A Gradle build can pass on one workstation and fail in CI when the wrong project directory, Gradle runtime, or Java runtime is used. Running the project Wrapper keeps the build tied to the Gradle version declared by the repository and produces the same task sequence that the release job should run.

A Java project that uses Gradle normally has gradlew, gradlew.bat, settings.gradle or settings.gradle.kts, and one or more build scripts. The build task runs the lifecycle tasks provided by the applied plugins, and the Java plugin compiles sources, runs test tasks, and assembles the project JAR through jar and assemble.

The commands below assume the project already contains Wrapper files and a working JDK for the Gradle version declared by the Wrapper properties file. The final checks look in build/libs and inspect the generated JAR so a green build is tied to an artifact, not only to the last console line.

Steps to build a Java project with Gradle Wrapper:

  1. Open a terminal in the project root that contains the Wrapper script.

    Use gradlew.bat on Windows. The Unix-style ./gradlew command below applies to Linux, macOS, and most CI shell runners.
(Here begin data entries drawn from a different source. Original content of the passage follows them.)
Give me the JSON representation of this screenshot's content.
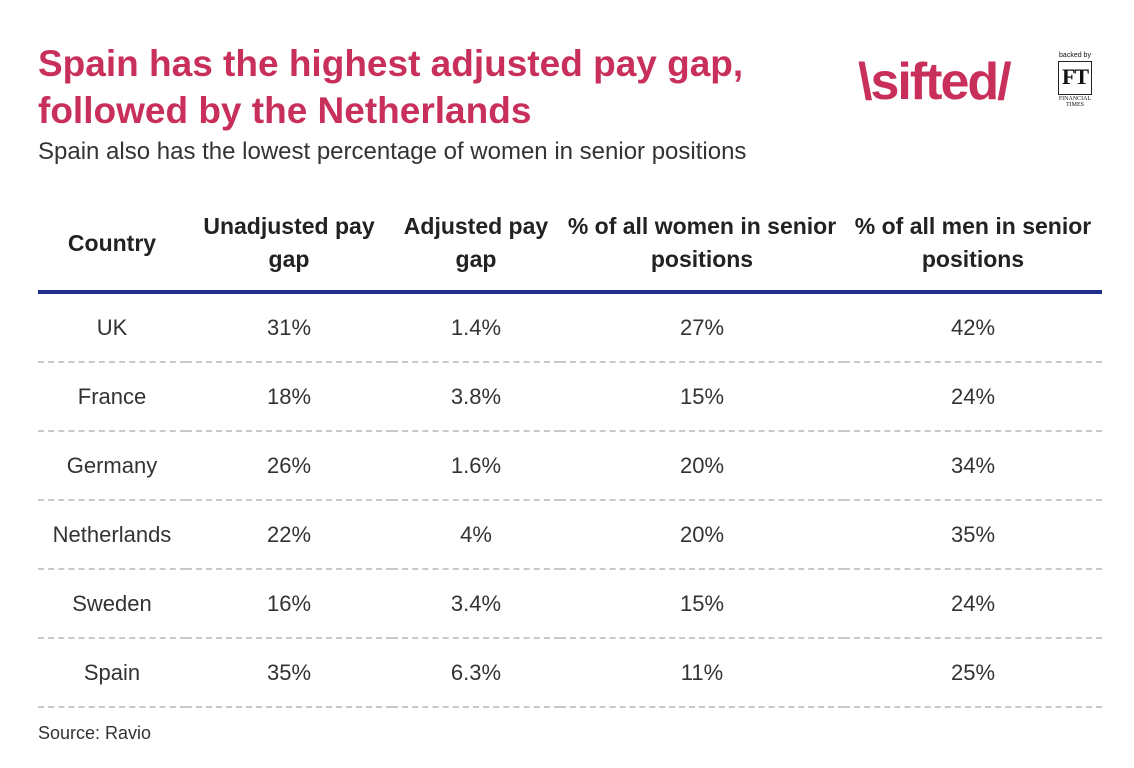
{
  "title": "Spain has the highest adjusted pay gap, followed by the Netherlands",
  "subtitle": "Spain also has the lowest percentage of women in senior positions",
  "logo": {
    "text": "\\sifted/",
    "backed_by": "backed by",
    "ft": "FT",
    "ft_name": "FINANCIAL TIMES"
  },
  "colors": {
    "title": "#c8305b",
    "header_rule": "#1f2f8a",
    "row_divider": "#c9c9c9"
  },
  "chart_data": {
    "type": "table",
    "title": "Spain has the highest adjusted pay gap, followed by the Netherlands",
    "subtitle": "Spain also has the lowest percentage of women in senior positions",
    "columns": [
      "Country",
      "Unadjusted pay gap",
      "Adjusted pay gap",
      "% of all women in senior positions",
      "% of all men in senior positions"
    ],
    "rows": [
      [
        "UK",
        "31%",
        "1.4%",
        "27%",
        "42%"
      ],
      [
        "France",
        "18%",
        "3.8%",
        "15%",
        "24%"
      ],
      [
        "Germany",
        "26%",
        "1.6%",
        "20%",
        "34%"
      ],
      [
        "Netherlands",
        "22%",
        "4%",
        "20%",
        "35%"
      ],
      [
        "Sweden",
        "16%",
        "3.4%",
        "15%",
        "24%"
      ],
      [
        "Spain",
        "35%",
        "6.3%",
        "11%",
        "25%"
      ]
    ]
  },
  "source": "Source: Ravio"
}
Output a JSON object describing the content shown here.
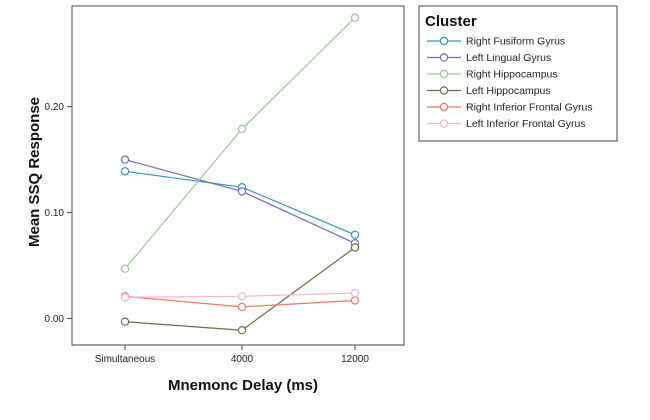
{
  "chart_data": {
    "type": "line",
    "x": [
      "Simultaneous",
      "4000",
      "12000"
    ],
    "xlabel": "Mnemonc Delay (ms)",
    "ylabel": "Mean SSQ Response",
    "ylim": [
      -0.025,
      0.295
    ],
    "yticks": [
      "0.00",
      "0.10",
      "0.20"
    ],
    "grid": false,
    "marker": "open-circle",
    "legend": {
      "title": "Cluster",
      "placement": "right"
    },
    "series": [
      {
        "name": "Right Fusiform Gyrus",
        "color": "#3a8fc2",
        "values": [
          0.139,
          0.124,
          0.079
        ]
      },
      {
        "name": "Left Lingual Gyrus",
        "color": "#6f6fb3",
        "values": [
          0.15,
          0.12,
          0.071
        ]
      },
      {
        "name": "Right Hippocampus",
        "color": "#9bca96",
        "values": [
          0.047,
          0.179,
          0.284
        ]
      },
      {
        "name": "Left Hippocampus",
        "color": "#6e6e48",
        "values": [
          -0.003,
          -0.011,
          0.067
        ]
      },
      {
        "name": "Right Inferior Frontal Gyrus",
        "color": "#ef7a66",
        "values": [
          0.021,
          0.011,
          0.017
        ]
      },
      {
        "name": "Left Inferior Frontal Gyrus",
        "color": "#f2b4d2",
        "values": [
          0.02,
          0.021,
          0.024
        ]
      }
    ]
  }
}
  2. Run the build through the Wrapper.
    $ ./gradlew build
    ##### snipped
    
    BUILD SUCCESSFUL in 2s

    The first run can download the Gradle distribution declared by the Wrapper. A failure before :compileJava usually points to a missing or incompatible JDK, a blocked Wrapper download, or a project directory that does not contain the expected build files.

  3. List the generated library artifacts.
    $ ls build/libs
    app.jar

    The JAR name follows the project or archive configuration. Multi-module builds may place artifacts under each subproject's build/libs directory.

  4. Inspect the JAR contents.
    $ jar tf build/libs/app.jar
    META-INF/
    META-INF/MANIFEST.MF
    com/
    com/example/
    com/example/App.class

    The class path in the output should match the package names compiled from src/main/java.